FIFA to avoid empty seats at World Cup with new ticketing system
Wednesday, 10 October 2012
October 10 - FIFA is to implement a new ticketing resale system for the 2014 World Cup designed to avoid the large swathes of empty seats that plagued the London 2012 Olympics and Paralympics, and the 2012 UEFA European Championship finals in Poland and Ukraine.
Speaking here, FIFA marketing director Thierry Weil pledged to keep no-shows to a minimum – including those representing sponsors, a subject that caused much controversy at London 2012.
"Empty seats are always a huge topic," said Weil.
"We are implementing new initiatives, new resale platforms.
"There will always be no-shows...but we will do our maximum to reduce that to a strict minimum."
The new system, which will be trialled at next year's Confederations Cup in Brazil, will allow tickets to be reallocated as late as the day of the game.
It also includes the sponsorship side, with commercial partners being instructed to provide a list of names "two or three days in advance, so they cannot just say the people will come and then nobody comes".

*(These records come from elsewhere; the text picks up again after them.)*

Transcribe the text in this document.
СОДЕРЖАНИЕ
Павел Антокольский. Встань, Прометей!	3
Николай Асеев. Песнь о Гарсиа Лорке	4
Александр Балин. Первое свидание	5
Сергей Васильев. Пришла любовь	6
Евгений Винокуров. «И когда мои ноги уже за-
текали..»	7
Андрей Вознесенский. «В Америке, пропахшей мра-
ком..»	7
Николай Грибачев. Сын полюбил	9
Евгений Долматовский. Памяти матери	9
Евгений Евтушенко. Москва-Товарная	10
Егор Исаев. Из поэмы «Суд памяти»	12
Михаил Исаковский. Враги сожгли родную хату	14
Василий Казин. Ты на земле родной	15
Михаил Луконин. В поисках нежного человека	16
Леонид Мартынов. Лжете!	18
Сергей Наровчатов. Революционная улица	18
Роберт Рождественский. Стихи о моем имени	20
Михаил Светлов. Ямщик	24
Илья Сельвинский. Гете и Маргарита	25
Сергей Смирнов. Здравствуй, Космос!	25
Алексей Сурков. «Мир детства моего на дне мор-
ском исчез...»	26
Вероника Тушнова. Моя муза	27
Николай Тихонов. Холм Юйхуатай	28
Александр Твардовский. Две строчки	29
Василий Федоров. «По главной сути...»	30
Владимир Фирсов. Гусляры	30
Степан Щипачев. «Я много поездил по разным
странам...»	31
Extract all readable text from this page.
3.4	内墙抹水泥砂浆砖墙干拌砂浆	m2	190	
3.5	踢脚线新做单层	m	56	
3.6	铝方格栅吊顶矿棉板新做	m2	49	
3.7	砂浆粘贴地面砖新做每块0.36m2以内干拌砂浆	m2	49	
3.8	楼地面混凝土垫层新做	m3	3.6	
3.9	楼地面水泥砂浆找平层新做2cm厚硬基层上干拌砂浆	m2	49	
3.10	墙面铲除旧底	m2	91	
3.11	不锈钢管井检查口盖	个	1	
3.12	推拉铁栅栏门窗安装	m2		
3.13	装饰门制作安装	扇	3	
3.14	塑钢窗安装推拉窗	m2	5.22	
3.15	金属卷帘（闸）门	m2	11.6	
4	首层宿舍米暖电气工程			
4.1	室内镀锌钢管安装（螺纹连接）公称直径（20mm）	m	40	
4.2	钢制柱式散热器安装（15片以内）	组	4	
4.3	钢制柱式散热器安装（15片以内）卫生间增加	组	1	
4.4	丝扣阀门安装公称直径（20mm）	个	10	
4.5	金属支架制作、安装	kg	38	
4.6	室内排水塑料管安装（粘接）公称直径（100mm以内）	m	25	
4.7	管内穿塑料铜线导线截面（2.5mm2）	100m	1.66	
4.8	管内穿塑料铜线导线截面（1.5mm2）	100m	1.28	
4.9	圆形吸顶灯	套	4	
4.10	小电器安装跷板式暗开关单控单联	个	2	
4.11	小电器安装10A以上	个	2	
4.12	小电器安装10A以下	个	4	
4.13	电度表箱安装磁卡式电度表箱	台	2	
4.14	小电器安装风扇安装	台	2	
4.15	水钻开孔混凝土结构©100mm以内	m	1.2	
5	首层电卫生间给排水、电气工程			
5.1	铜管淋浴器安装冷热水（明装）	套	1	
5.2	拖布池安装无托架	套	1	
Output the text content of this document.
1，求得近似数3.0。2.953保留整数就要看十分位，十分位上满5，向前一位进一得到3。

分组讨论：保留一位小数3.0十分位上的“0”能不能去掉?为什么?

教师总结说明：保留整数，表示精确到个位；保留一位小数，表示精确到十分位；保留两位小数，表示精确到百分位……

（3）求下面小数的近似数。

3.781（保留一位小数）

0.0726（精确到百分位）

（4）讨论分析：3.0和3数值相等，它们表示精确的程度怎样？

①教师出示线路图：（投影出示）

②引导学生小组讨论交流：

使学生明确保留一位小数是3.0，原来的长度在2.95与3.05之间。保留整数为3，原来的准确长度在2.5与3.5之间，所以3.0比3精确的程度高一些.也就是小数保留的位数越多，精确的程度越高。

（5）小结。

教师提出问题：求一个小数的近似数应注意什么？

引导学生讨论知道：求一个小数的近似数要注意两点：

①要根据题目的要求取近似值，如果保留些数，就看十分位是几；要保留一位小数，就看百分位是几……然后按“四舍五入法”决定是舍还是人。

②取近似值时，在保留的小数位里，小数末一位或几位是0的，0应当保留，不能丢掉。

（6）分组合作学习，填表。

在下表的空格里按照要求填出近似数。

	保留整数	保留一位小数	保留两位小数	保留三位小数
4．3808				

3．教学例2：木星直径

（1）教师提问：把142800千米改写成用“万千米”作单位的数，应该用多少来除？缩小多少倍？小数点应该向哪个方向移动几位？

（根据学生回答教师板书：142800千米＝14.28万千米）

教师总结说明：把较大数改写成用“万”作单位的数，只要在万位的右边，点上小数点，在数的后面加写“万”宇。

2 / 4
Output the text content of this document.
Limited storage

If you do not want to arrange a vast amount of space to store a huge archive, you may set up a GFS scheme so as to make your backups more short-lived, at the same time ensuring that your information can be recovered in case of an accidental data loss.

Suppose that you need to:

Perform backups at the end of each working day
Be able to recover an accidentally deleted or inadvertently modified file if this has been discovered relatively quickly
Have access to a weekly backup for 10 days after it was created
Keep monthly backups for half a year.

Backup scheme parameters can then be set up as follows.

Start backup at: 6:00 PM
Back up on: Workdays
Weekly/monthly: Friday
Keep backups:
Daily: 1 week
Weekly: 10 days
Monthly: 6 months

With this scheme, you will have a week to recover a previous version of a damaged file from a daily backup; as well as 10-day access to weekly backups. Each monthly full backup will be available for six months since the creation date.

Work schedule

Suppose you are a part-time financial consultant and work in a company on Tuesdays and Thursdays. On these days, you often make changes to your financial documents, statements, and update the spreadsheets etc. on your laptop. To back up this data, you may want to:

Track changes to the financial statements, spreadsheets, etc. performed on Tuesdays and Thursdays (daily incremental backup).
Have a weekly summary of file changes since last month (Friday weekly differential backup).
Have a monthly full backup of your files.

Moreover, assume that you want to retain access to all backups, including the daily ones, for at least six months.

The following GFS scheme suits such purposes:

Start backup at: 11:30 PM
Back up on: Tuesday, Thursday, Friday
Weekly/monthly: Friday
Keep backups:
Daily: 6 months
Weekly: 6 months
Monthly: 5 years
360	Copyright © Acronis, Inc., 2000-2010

Weil admitted the system was not foolproof but that FIFA had to do something.
"Even with the resale platform we will have people not coming but at least this will help people who know they can't attend and don't want to lose their money," he said.
Both London 2012 and the Euros frequently showed sold out signs even though there were banks of empty seats.
"It does not look good if you announce to the world that you have no tickets, then you see on television that you have a lot of empty seats," Weil (pictured above) said.
He also vowed FIFA would do everything possible to make ticket prices affordable for local Brazilians.
"We try to have this World Cup open to everybody, in Brazil, and around the world," he added, confirming the precise pricing structure would be announced on November 8.
"At certain stages, there will be some wake-up calls.
"At certain stages, there will be some delays.
"But Brazil will be ready."
Brazil 2014 executive director Ricardo Trade, speaking on the same panel as Weil, said a fair pricing structure was vital.
"We are deciding the price of the tickets with the Government," he said.
"To receive all the people from Brazil to watch the games is very important to us."